Development and thermo-mechanical reliability assessment of fiber reinforced polymers in lightweight PV modules towards vehicle-integrated photovoltaics

Weight reduction by omitting the use of bulky glass in c-Si photovoltaic (PV) modules is an important consideration of module development for vehicle-integrated photovoltaics (VIPV). Various approaches to achieve lightweight modules are proposed, yet there are many concerns regarding the reliability of such modules compared to standard glass-glass or glass-backsheet configurations. In this work, we investigate the thermo-mechanical behavior of LW modules with a multiwire design specifically aiming to VIPV applications. The developed modules consist of a commercially available carbon-fiber reinforced polypropylene backsheet and are compared to glass-fiber reinforced polypropylene backsheet modules. To enhance the thermo-mechanical reliability, polymer encapsulant and interconnection foil are substituted by glass-fiber reinforced composite encapsulant with the carbon-fiber reinforced polypropylene backsheet, thereby leading to ∼2.9% fill factor (FF) decrease with a limited degradation after 200 thermal cycles.
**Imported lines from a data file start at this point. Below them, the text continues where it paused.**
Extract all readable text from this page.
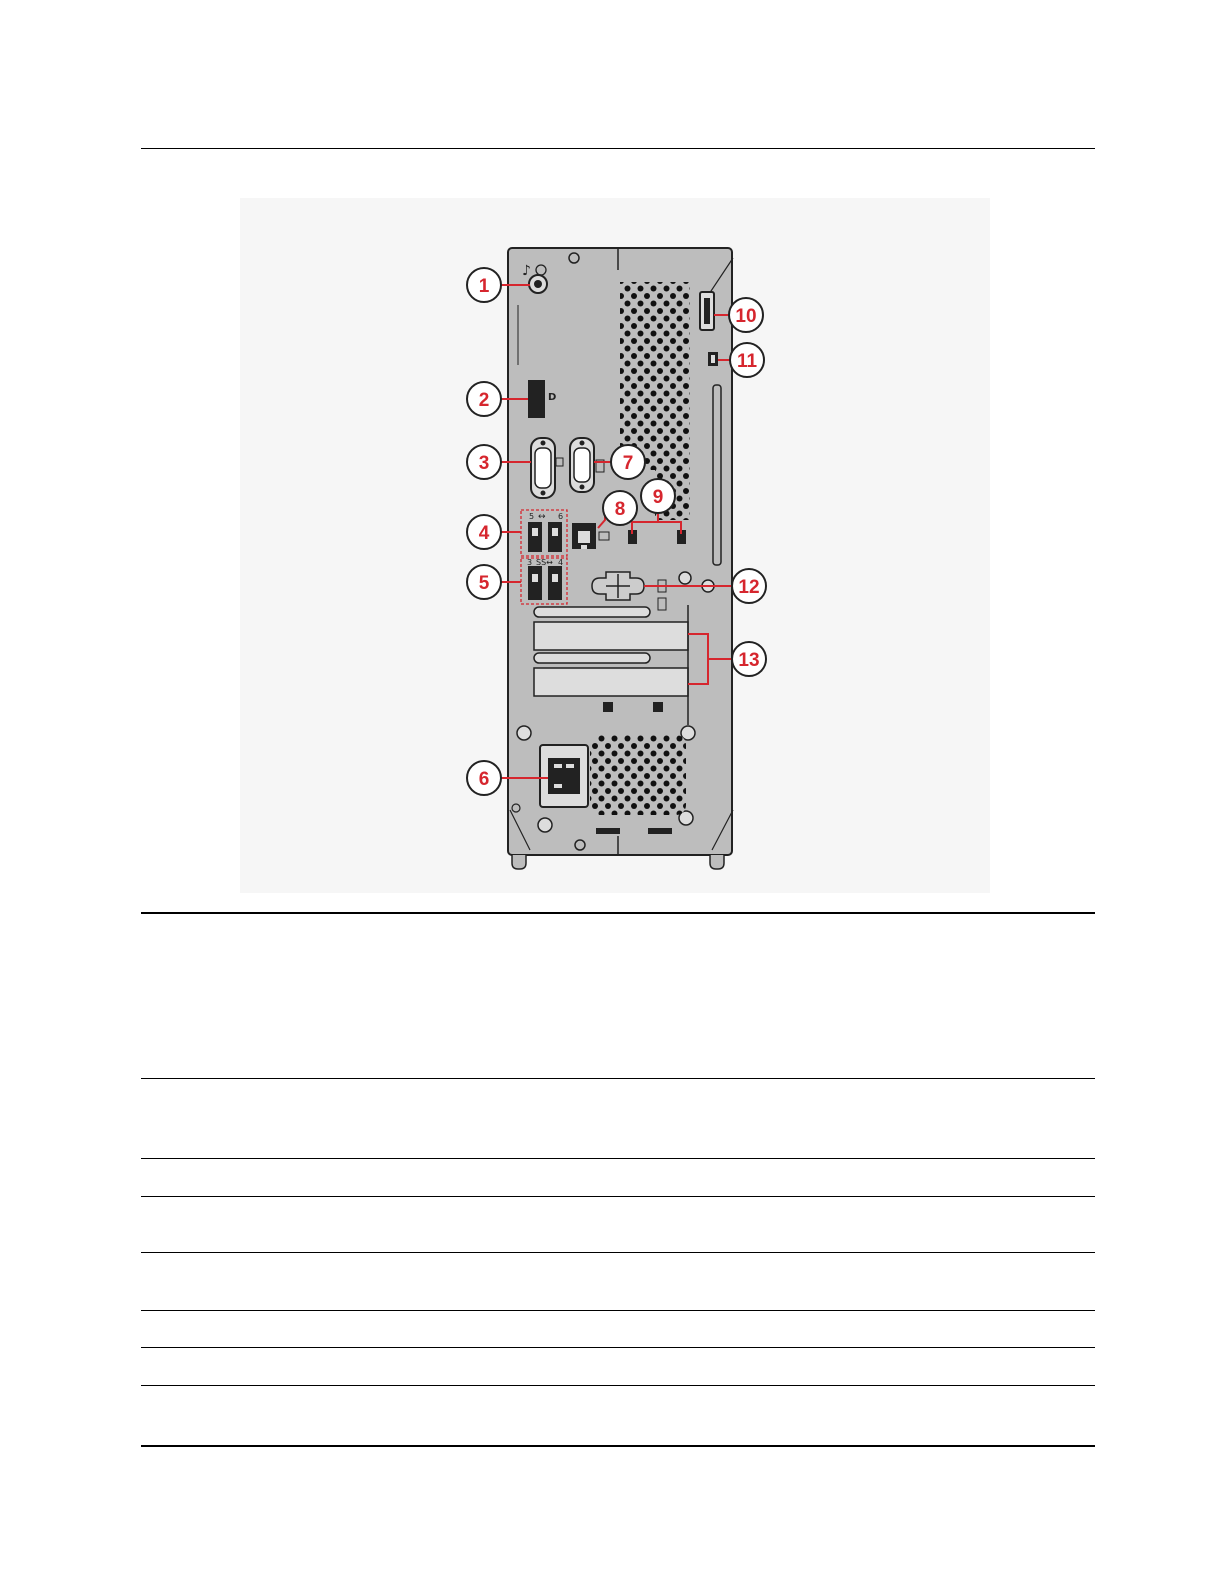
♪
D
5	6
↔
3	4
SS↔
1
2
3
4
5
6
7
8
9
10
11
12
13
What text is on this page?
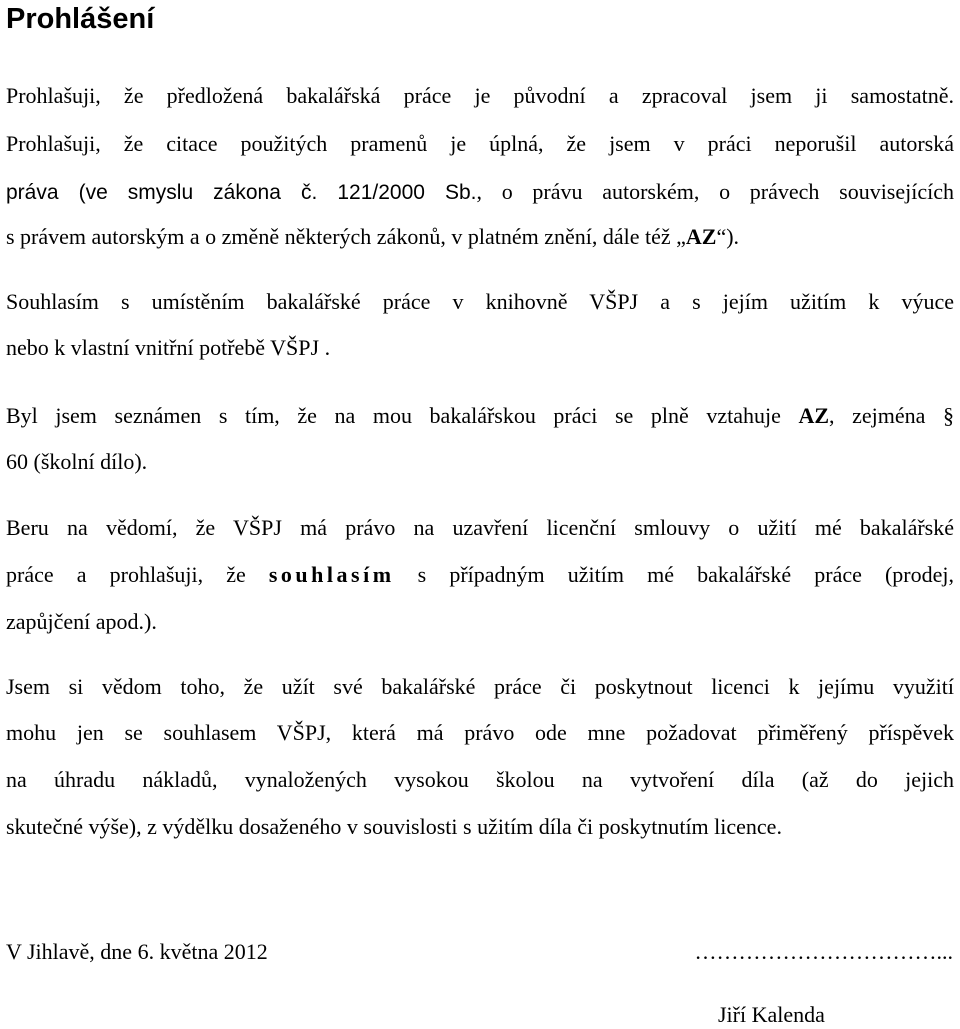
Prohlášení
Prohlašuji, že předložená bakalářská práce je původní a zpracoval jsem ji samostatně.
Prohlašuji, že citace použitých pramenů je úplná, že jsem v práci neporušil autorská
práva (ve smyslu zákona č. 121/2000 Sb., o právu autorském, o právech souvisejících
s právem autorským a o změně některých zákonů, v platném znění, dále též „AZ“).
Souhlasím s umístěním bakalářské práce v knihovně VŠPJ a s jejím užitím k výuce
nebo k vlastní vnitřní potřebě VŠPJ .
Byl jsem seznámen s tím, že na mou bakalářskou práci se plně vztahuje AZ, zejména §
60 (školní dílo).
Beru na vědomí, že VŠPJ má právo na uzavření licenční smlouvy o užití mé bakalářské
práce a prohlašuji, že souhlasím s případným užitím mé bakalářské práce (prodej,
zapůjčení apod.).
Jsem si vědom toho, že užít své bakalářské práce či poskytnout licenci k jejímu využití
mohu jen se souhlasem VŠPJ, která má právo ode mne požadovat přiměřený příspěvek
na úhradu nákladů, vynaložených vysokou školou na vytvoření díla (až do jejich
skutečné výše), z výdělku dosaženého v souvislosti s užitím díla či poskytnutím licence.
V Jihlavě, dne 6. května 2012	……………………………...
Jiří Kalenda
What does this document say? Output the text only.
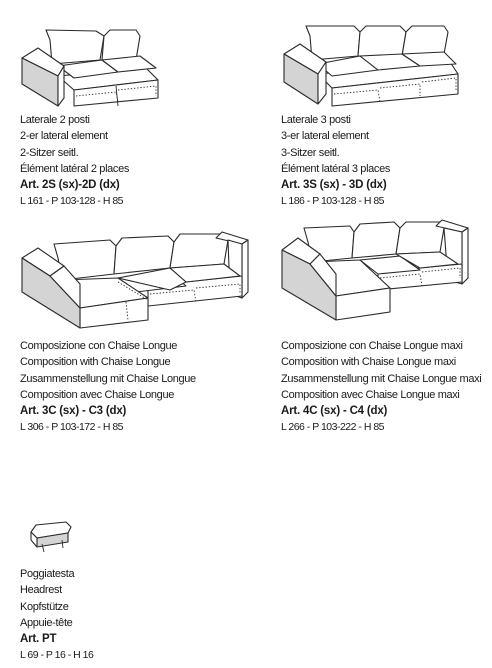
Laterale 2 posti
2-er lateral element
2-Sitzer seitl.
Élément latéral 2 places
Art. 2S (sx)-2D (dx)
L 161 - P 103-128 - H 85
Laterale 3 posti
3-er lateral element
3-Sitzer seitl.
Élément latéral 3 places
Art. 3S (sx) - 3D (dx)
L 186 - P 103-128 - H 85
Composizione con Chaise Longue
Composition with Chaise Longue
Zusammenstellung mit Chaise Longue
Composition avec Chaise Longue
Art. 3C (sx) - C3 (dx)
L 306 - P 103-172 - H 85
Composizione con Chaise Longue maxi
Composition with Chaise Longue maxi
Zusammenstellung mit Chaise Longue maxi
Composition avec Chaise Longue maxi
Art. 4C (sx) - C4 (dx)
L 266 - P 103-222 - H 85
Poggiatesta
Headrest
Kopfstütze
Appuie-tête
Art. PT
L 69 - P 16 - H 16
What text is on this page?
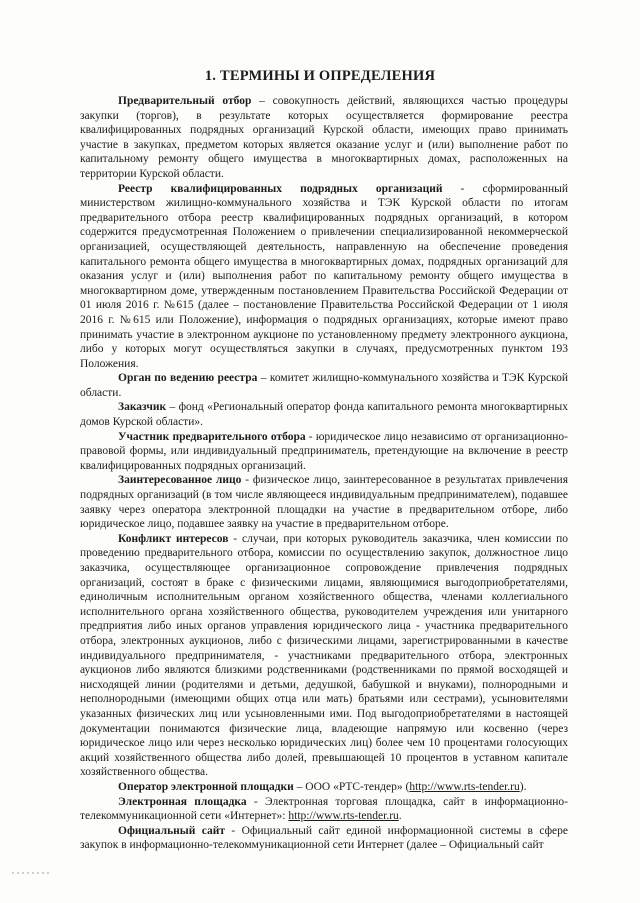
1. ТЕРМИНЫ И ОПРЕДЕЛЕНИЯ

Предварительный отбор – совокупность действий, являющихся частью процедуры закупки (торгов), в результате которых осуществляется формирование реестра квалифицированных подрядных организаций Курской области, имеющих право принимать участие в закупках, предметом которых является оказание услуг и (или) выполнение работ по капитальному ремонту общего имущества в многоквартирных домах, расположенных на территории Курской области.

Реестр квалифицированных подрядных организаций - сформированный министерством жилищно-коммунального хозяйства и ТЭК Курской области по итогам предварительного отбора реестр квалифицированных подрядных организаций, в котором содержится предусмотренная Положением о привлечении специализированной некоммерческой организацией, осуществляющей деятельность, направленную на обеспечение проведения капитального ремонта общего имущества в многоквартирных домах, подрядных организаций для оказания услуг и (или) выполнения работ по капитальному ремонту общего имущества в многоквартирном доме, утвержденным постановлением Правительства Российской Федерации от 01 июля 2016 г. №615 (далее – постановление Правительства Российской Федерации от 1 июля 2016 г. №615 или Положение), информация о подрядных организациях, которые имеют право принимать участие в электронном аукционе по установленному предмету электронного аукциона, либо у которых могут осуществляться закупки в случаях, предусмотренных пунктом 193 Положения.

Орган по ведению реестра – комитет жилищно-коммунального хозяйства и ТЭК Курской области.

Заказчик – фонд «Региональный оператор фонда капитального ремонта многоквартирных домов Курской области».

Участник предварительного отбора - юридическое лицо независимо от организационно-правовой формы, или индивидуальный предприниматель, претендующие на включение в реестр квалифицированных подрядных организаций.

Заинтересованное лицо - физическое лицо, заинтересованное в результатах привлечения подрядных организаций (в том числе являющееся индивидуальным предпринимателем), подавшее заявку через оператора электронной площадки на участие в предварительном отборе, либо юридическое лицо, подавшее заявку на участие в предварительном отборе.

Конфликт интересов - случаи, при которых руководитель заказчика, член комиссии по проведению предварительного отбора, комиссии по осуществлению закупок, должностное лицо заказчика, осуществляющее организационное сопровождение привлечения подрядных организаций, состоят в браке с физическими лицами, являющимися выгодоприобретателями, единоличным исполнительным органом хозяйственного общества, членами коллегиального исполнительного органа хозяйственного общества, руководителем учреждения или унитарного предприятия либо иных органов управления юридического лица - участника предварительного отбора, электронных аукционов, либо с физическими лицами, зарегистрированными в качестве индивидуального предпринимателя, - участниками предварительного отбора, электронных аукционов либо являются близкими родственниками (родственниками по прямой восходящей и нисходящей линии (родителями и детьми, дедушкой, бабушкой и внуками), полнородными и неполнородными (имеющими общих отца или мать) братьями или сестрами), усыновителями указанных физических лиц или усыновленными ими. Под выгодоприобретателями в настоящей документации понимаются физические лица, владеющие напрямую или косвенно (через юридическое лицо или через несколько юридических лиц) более чем 10 процентами голосующих акций хозяйственного общества либо долей, превышающей 10 процентов в уставном капитале хозяйственного общества.

Оператор электронной площадки – ООО «РТС-тендер» (http://www.rts-tender.ru).

Электронная площадка - Электронная торговая площадка, сайт в информационно-телекоммуникационной сети «Интернет»: http://www.rts-tender.ru.

Официальный сайт - Официальный сайт единой информационной системы в сфере закупок в информационно-телекоммуникационной сети Интернет (далее – Официальный сайт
A failure mechanism analysis using electroluminescence and X-ray-based micro-tomography is carried out after thermal cycling tests, clearly demonstrating that thermal stresses introduce deformation of wire interconnects. A modified high-temperature thermal cycling test (- 40 to 110 °C, 3.5 h) is implemented to observe the fast degradation of interconnects in compliance with VIPV conditions. The resulting fatigue stresses account for wire breakage in-between cells in the glass-fiber reinforced polypropylene module, while this effect is less pronounced in the carbon-fiber reinforced polypropylene backsheet module, indicating better thermo-mechanical reliability of the carbon-fiber reinforced polypropylene backsheet module. Herein, the current results could provide guidelines for lightweight PV module design (with a weight of 4.8 kg/m2) in the thermo-mechanical aspect. This research sheds light on the potential of lightweight modules specifically for VIPV applications.